Pukul 20.33 kami sampai di Pos 3 Senaru, bertemu
beberapa porter yang mengantar turis asing – yang sudah tidur di dalam tenda di
dalam pondok- dan 2 teman dari rombongan Jakarta. Kami kedinginan. Takut
rombongannya tak kuat, karena kami juga belum makan malam, Ade berinisiatif minta
segelas air panas dan mencampurnya dengan susu kental manis sehingga menjadi segelas
susu, yang kemudian diedarkan kepada semua, untuk sekedar pengganjal kantuk dan
lapar.
20.45, sebelum badan menjadi dingin lagi, kami
berangkat dari Pos 3 Senaru. Samping kiri-kanan kami, banyak tumbuhan terbakar,
masih terasa panasnya meski kini rupanya sudah tinggal sisa-sisa tunggul hitam.
Rupanya cahaya inilah yang sempat kami lihat kemarin dalam perjalanan ‘hit the
summit’, kebakaran di daerah senaru.
22.10 kami bertemu kelompok paling
belakang dan bersama-sama bergerak ke Pos 2 Senaru. Ngantuk yang menggelayut
membuat kami segera bergerak lagi meski beberapa senter telah redup dan bahkan
tak bisa digunakan. Kami membayangkan beberapa teman yang sudah berada di Pos 2
pasti sudah tertidur nyenyak sambil menunggu kami tiba.

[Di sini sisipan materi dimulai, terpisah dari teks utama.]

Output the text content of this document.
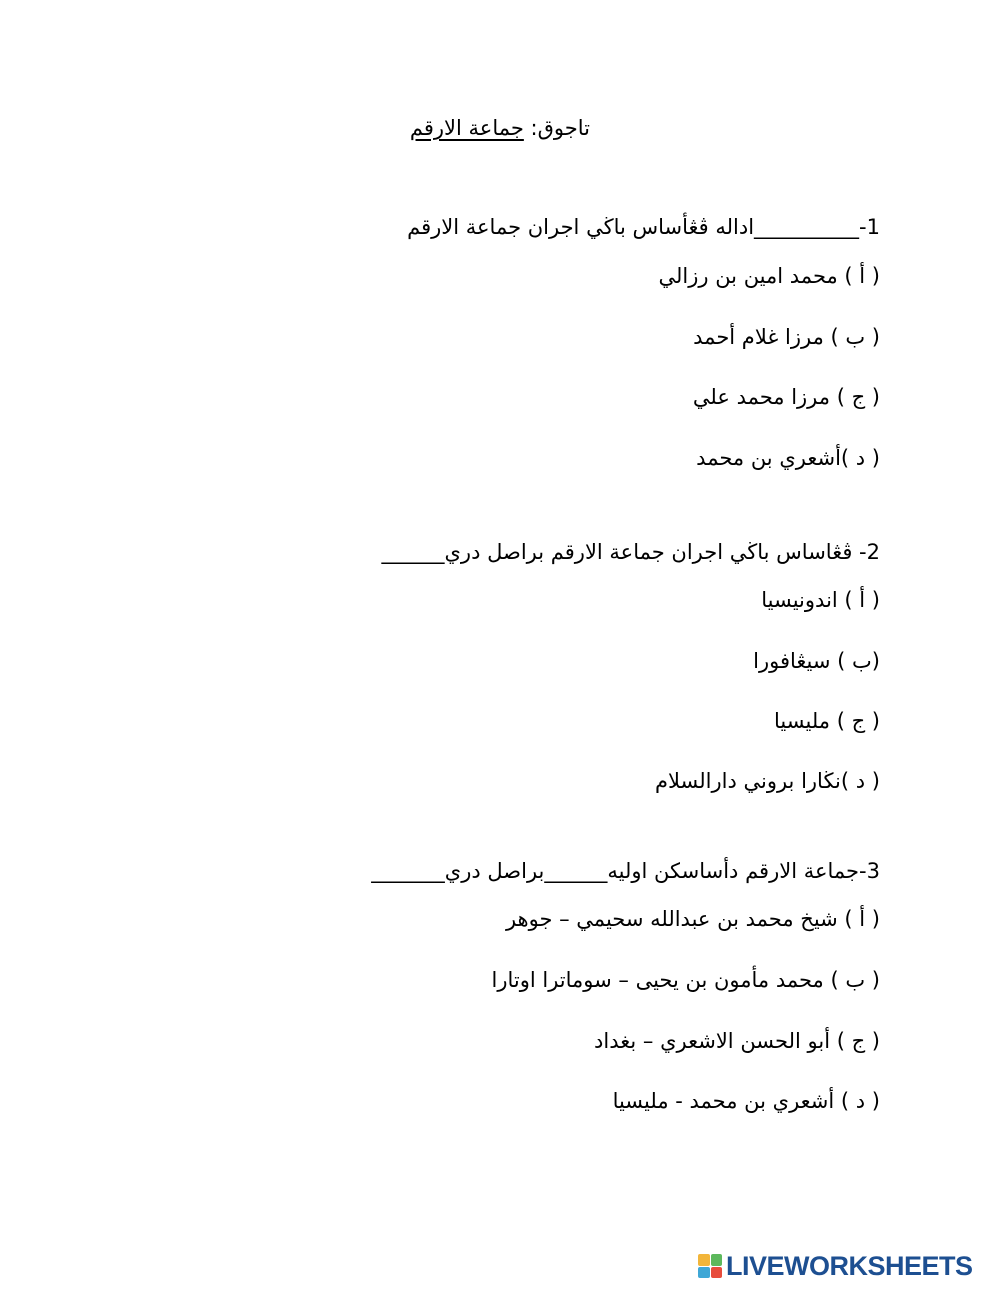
تاجوق: جماعة الارقم
1-__________اداله ڤڠأساس باڬي اجران جماعة الارقم
( أ ) محمد امين بن رزالي
( ب ) مرزا غلام أحمد
( ج ) مرزا محمد علي
( د )أشعري بن محمد
2- ڤڠاساس باڬي اجران جماعة الارقم براصل دري______
( أ ) اندونيسيا
(ب ) سيڠافورا
( ج ) مليسيا
( د )نڬارا بروني دارالسلام
3-جماعة الارقم دأساسكن اوليه______براصل دري_______
( أ ) شيخ محمد بن عبدالله سحيمي – جوهر
( ب ) محمد مأمون بن يحيى – سوماترا اوتارا
( ج ) أبو الحسن الاشعري – بغداد
( د ) أشعري بن محمد - مليسيا
LIVEWORKSHEETS
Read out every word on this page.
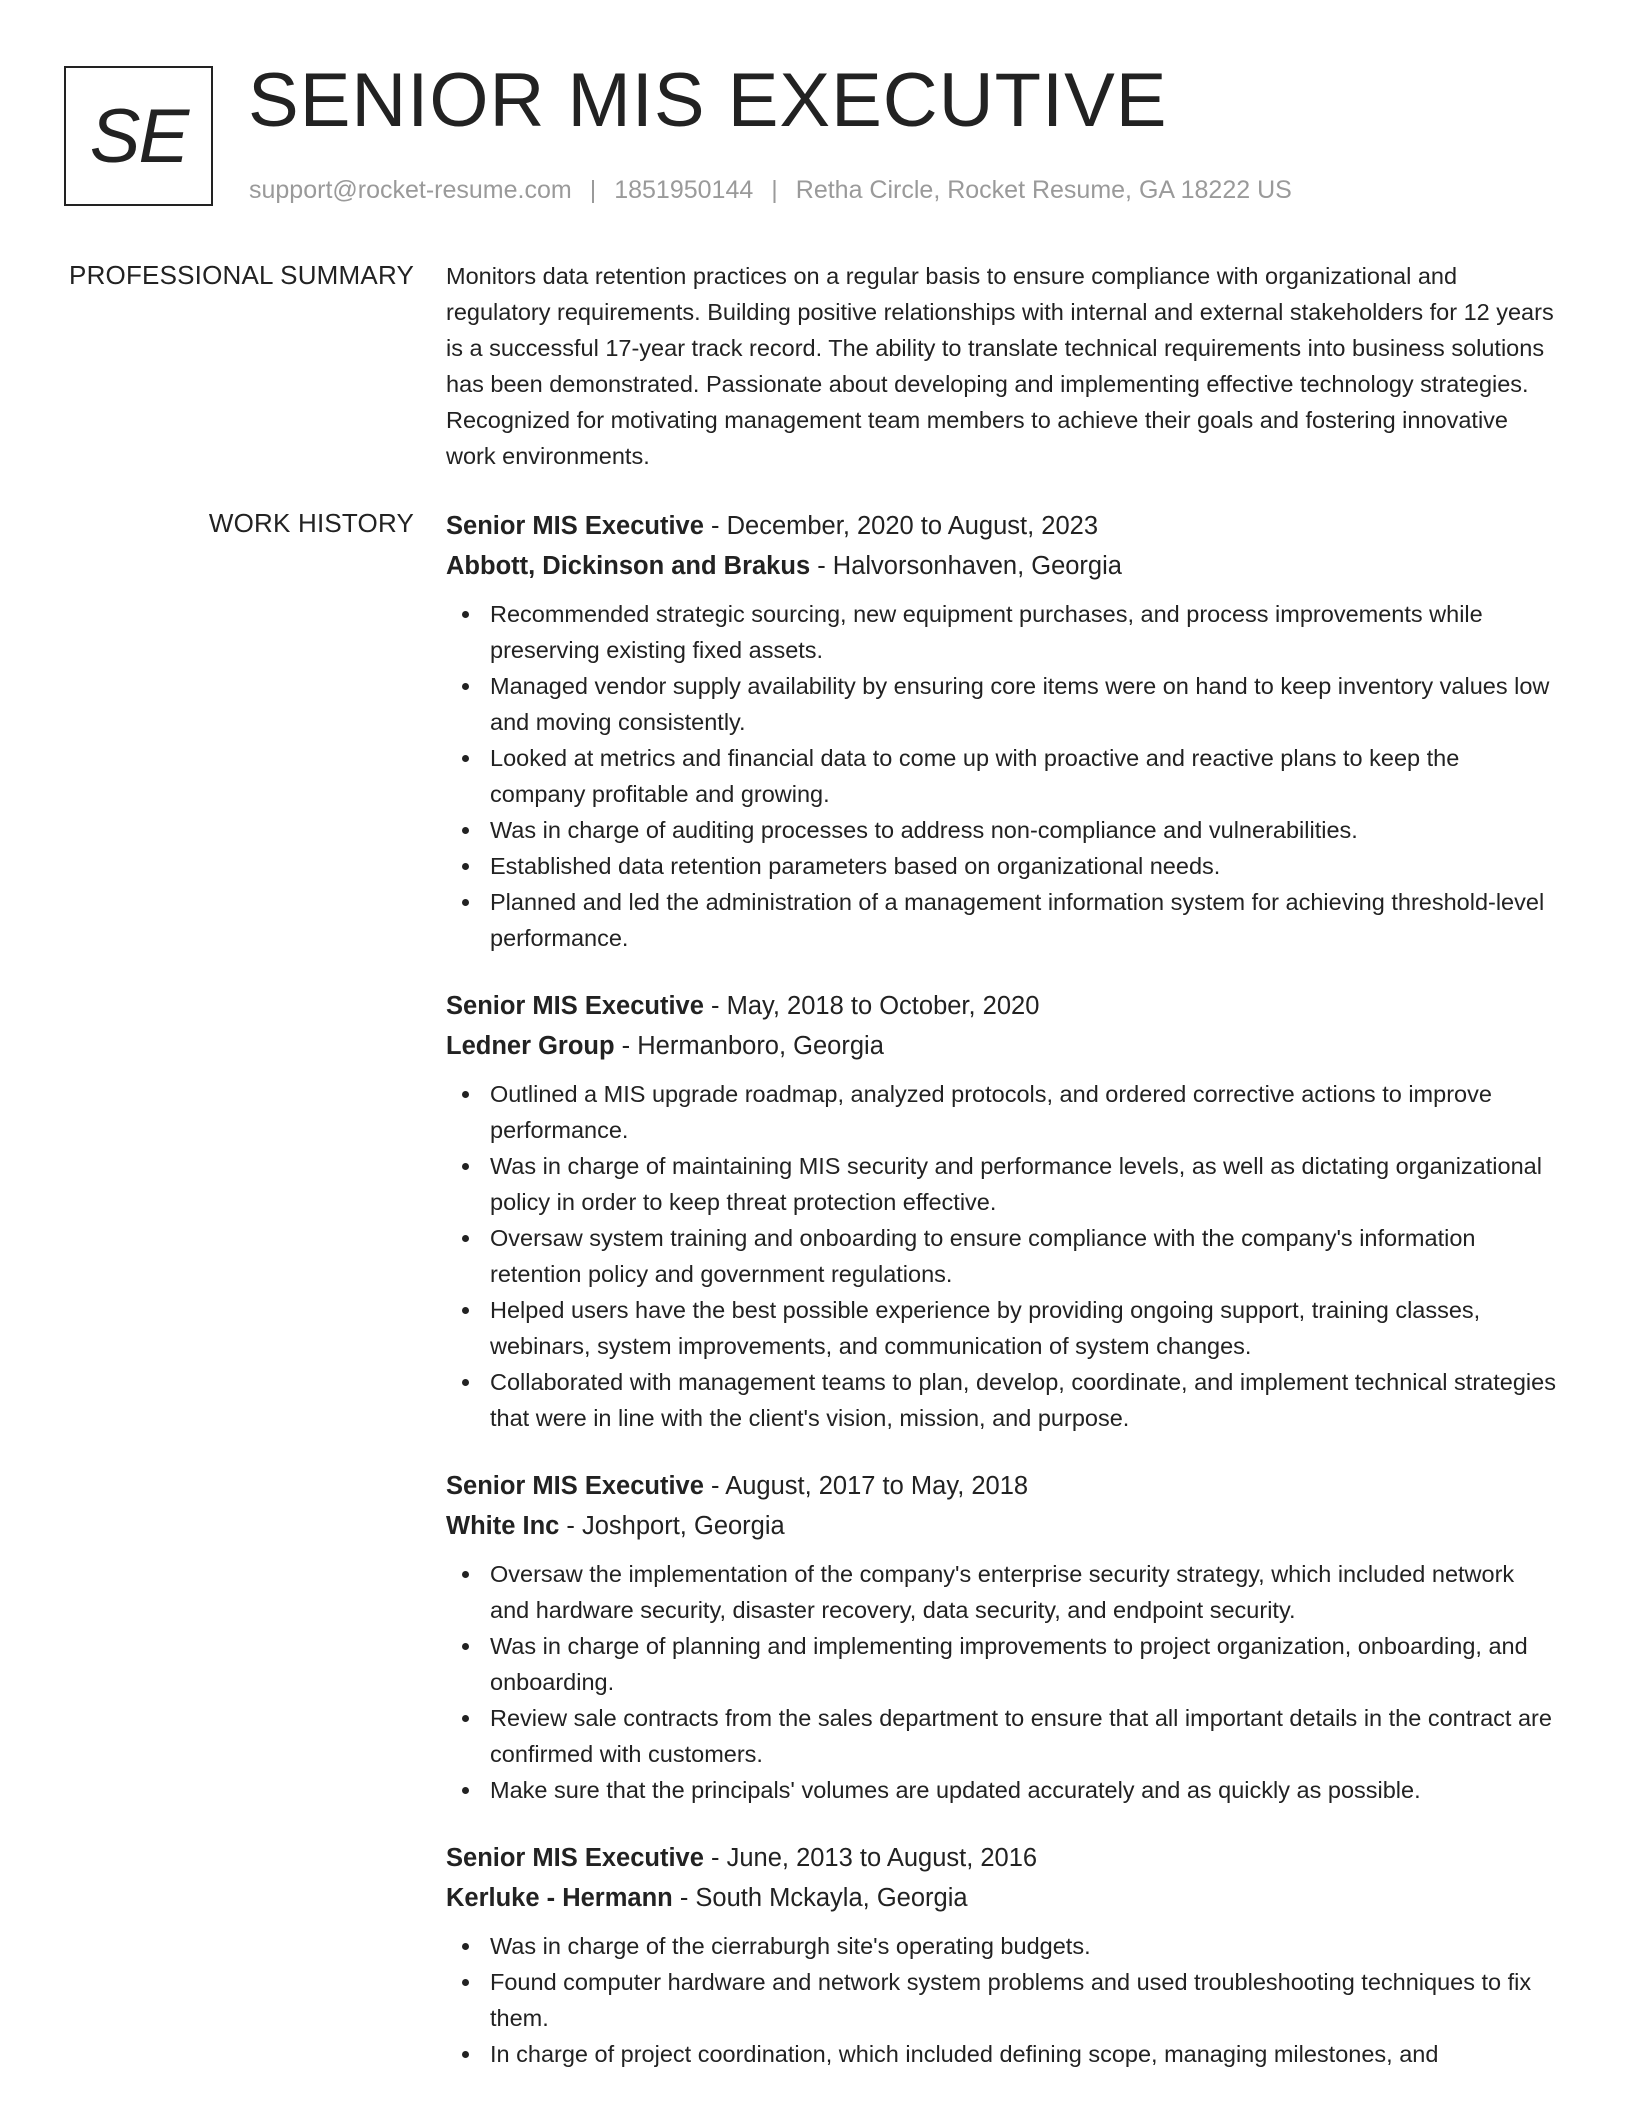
SE SENIOR MIS EXECUTIVE
support@rocket-resume.com | 1851950144 | Retha Circle, Rocket Resume, GA 18222 US
PROFESSIONAL SUMMARY Monitors data retention practices on a regular basis to ensure compliance with organizational and regulatory requirements. Building positive relationships with internal and external stakeholders for 12 years is a successful 17-year track record. The ability to translate technical requirements into business solutions has been demonstrated. Passionate about developing and implementing effective technology strategies. Recognized for motivating management team members to achieve their goals and fostering innovative work environments.

WORK HISTORY Senior MIS Executive - December, 2020 to August, 2023
Abbott, Dickinson and Brakus - Halvorsonhaven, Georgia
Recommended strategic sourcing, new equipment purchases, and process improvements while preserving existing fixed assets.
Managed vendor supply availability by ensuring core items were on hand to keep inventory values low and moving consistently.
Looked at metrics and financial data to come up with proactive and reactive plans to keep the company profitable and growing.
Was in charge of auditing processes to address non-compliance and vulnerabilities.
Established data retention parameters based on organizational needs.
Planned and led the administration of a management information system for achieving threshold-level performance.
Senior MIS Executive - May, 2018 to October, 2020
Ledner Group - Hermanboro, Georgia
Outlined a MIS upgrade roadmap, analyzed protocols, and ordered corrective actions to improve performance.
Was in charge of maintaining MIS security and performance levels, as well as dictating organizational policy in order to keep threat protection effective.
Oversaw system training and onboarding to ensure compliance with the company's information retention policy and government regulations.
Helped users have the best possible experience by providing ongoing support, training classes, webinars, system improvements, and communication of system changes.
Collaborated with management teams to plan, develop, coordinate, and implement technical strategies that were in line with the client's vision, mission, and purpose.
Senior MIS Executive - August, 2017 to May, 2018
White Inc - Joshport, Georgia
Oversaw the implementation of the company's enterprise security strategy, which included network and hardware security, disaster recovery, data security, and endpoint security.
Was in charge of planning and implementing improvements to project organization, onboarding, and onboarding.
Review sale contracts from the sales department to ensure that all important details in the contract are confirmed with customers.
Make sure that the principals' volumes are updated accurately and as quickly as possible.
Senior MIS Executive - June, 2013 to August, 2016
Kerluke - Hermann - South Mckayla, Georgia
Was in charge of the cierraburgh site's operating budgets.
Found computer hardware and network system problems and used troubleshooting techniques to fix them.
In charge of project coordination, which included defining scope, managing milestones, and
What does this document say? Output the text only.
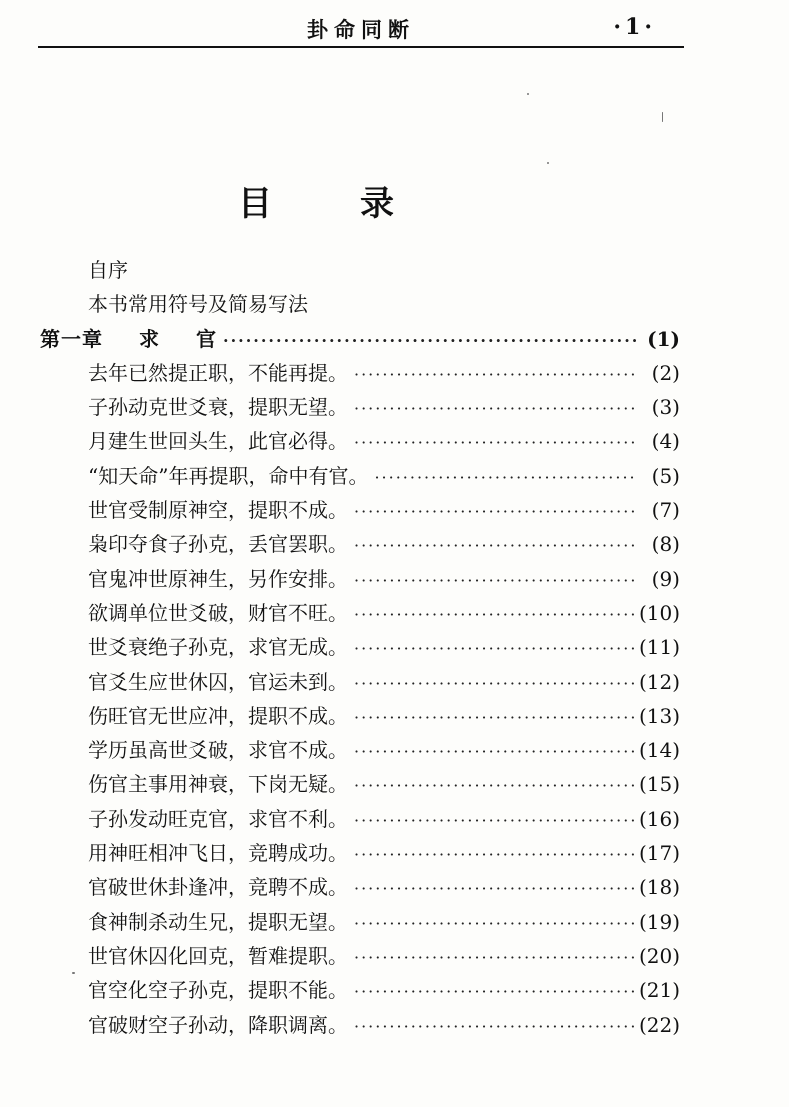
卦命同断	·1·
目录
自序
本书常用符号及简易写法
第一章 求 官 ·····	(1)
去年已然提正职，不能再提。 ·····	(2)
子孙动克世爻衰，提职无望。 ·····	(3)
月建生世回头生，此官必得。 ·····	(4)
“知天命”年再提职，命中有官。 ·····	(5)
世官受制原神空，提职不成。 ·····	(7)
枭印夺食子孙克，丢官罢职。 ·····	(8)
官鬼冲世原神生，另作安排。 ·····	(9)
欲调单位世爻破，财官不旺。 ·····	(10)
世爻衰绝子孙克，求官无成。 ·····	(11)
官爻生应世休囚，官运未到。 ·····	(12)
伤旺官无世应冲，提职不成。 ·····	(13)
学历虽高世爻破，求官不成。 ·····	(14)
伤官主事用神衰，下岗无疑。 ·····	(15)
子孙发动旺克官，求官不利。 ·····	(16)
用神旺相冲飞日，竞聘成功。 ·····	(17)
官破世休卦逢冲，竞聘不成。 ·····	(18)
食神制杀动生兄，提职无望。 ·····	(19)
世官休囚化回克，暂难提职。 ·····	(20)
官空化空子孙克，提职不能。 ·····	(21)
官破财空子孙动，降职调离。 ·····	(22)
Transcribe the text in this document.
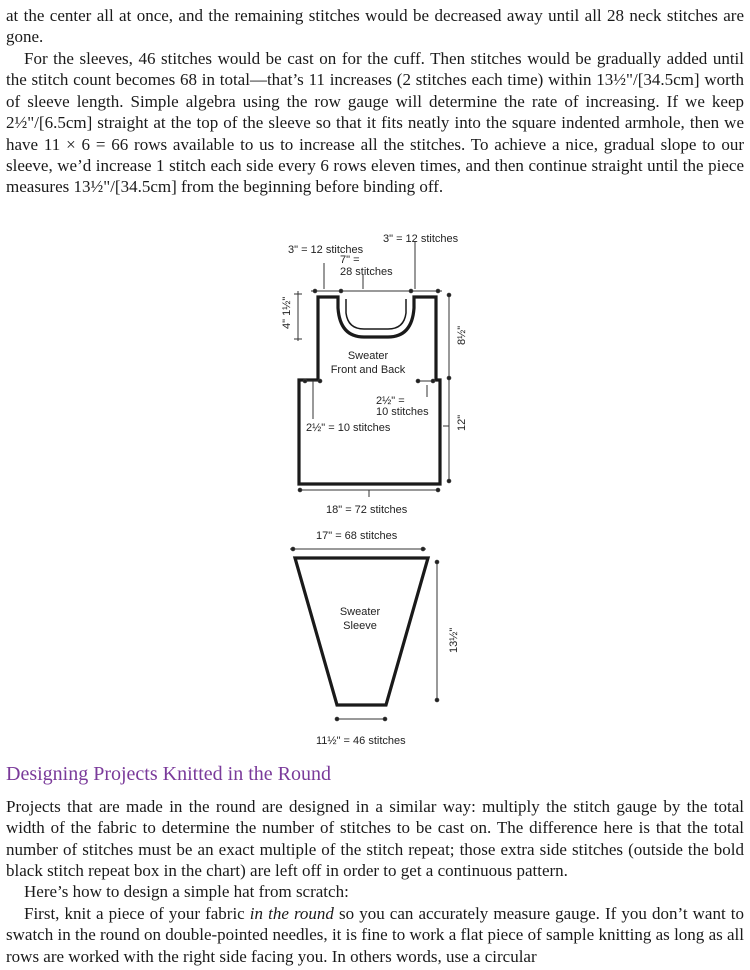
at the center all at once, and the remaining stitches would be decreased away until all 28 neck stitches are gone.

For the sleeves, 46 stitches would be cast on for the cuff. Then stitches would be gradually added until the stitch count becomes 68 in total—that’s 11 increases (2 stitches each time) within 13½"/[34.5cm] worth of sleeve length. Simple algebra using the row gauge will determine the rate of increasing. If we keep 2½"/[6.5cm] straight at the top of the sleeve so that it fits neatly into the square indented armhole, then we have 11 × 6 = 66 rows available to us to increase all the stitches. To achieve a nice, gradual slope to our sleeve, we’d increase 1 stitch each side every 6 rows eleven times, and then continue straight until the piece measures 13½"/[34.5cm] from the beginning before binding off.

3" = 12 stitches
3" = 12 stitches
7" =
28 stitches
4" 1½"
8½"
Sweater
Front and Back
2½" =
10 stitches
2½" = 10 stitches	12"
18" = 72 stitches
17" = 68 stitches
Sweater
Sleeve
13½"
11½" = 46 stitches
Designing Projects Knitted in the Round

Projects that are made in the round are designed in a similar way: multiply the stitch gauge by the total width of the fabric to determine the number of stitches to be cast on. The difference here is that the total number of stitches must be an exact multiple of the stitch repeat; those extra side stitches (outside the bold black stitch repeat box in the chart) are left off in order to get a continuous pattern.

Here’s how to design a simple hat from scratch:

First, knit a piece of your fabric in the round so you can accurately measure gauge. If you don’t want to swatch in the round on double-pointed needles, it is fine to work a flat piece of sample knitting as long as all rows are worked with the right side facing you. In others words, use a circular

Akhirnya, pukul 12.45 kami sampai juga
di Pos 2 Senaru. Tiga buah tenda sudah berdiri di sana, tenda milik Ade, tenda
kelompok Diaz, dan tenda milik teman-teman dari Bandung. Capekkk… Semua barang
diletakkan di pondok, ada 2 pondok di sini. Rupanya, pengelola Senaru lebih
rajin membuat pondok peristirahatan daripada pengelola di Sembalun. Benar saja,
di Pos 3 tadi juga ada 3 pondok, sekarang di Pos 2 ada 2 pondok. Hanya saja,
pondok di Senaru tanpa tutup di sisi kanan-kiri-belakang. Kami segera
mendirikan tenda sekenanya, memasak kopi-the-susu, memasak mie, lalu menarik
diri masuk ke dalam sleeping bag. Beberapa teman tidur di pondok, sekaligus
menjaga barang-barang yang masih tersisa belum sempat masuk tenda. Dingin tak
kami hiraukan lagi, kali ini perjalanan kami benar-benar sehari semalam, bahkan
telah mengintip tepian hari berikutnya.
Friday, 02 September 2011
Memasak air di Pos 2 Senaru |
Kami bangun sekitar pukul 8. Lapar… Tapi mau masak pun, air terbatas. Air
di sini tak sejernih air yang kami dapat di sepanjaang perjalanan lalu. Selain
keruh, kami harus memasaknya terlebih dahulu sebelum dapat mengkonsumsinya.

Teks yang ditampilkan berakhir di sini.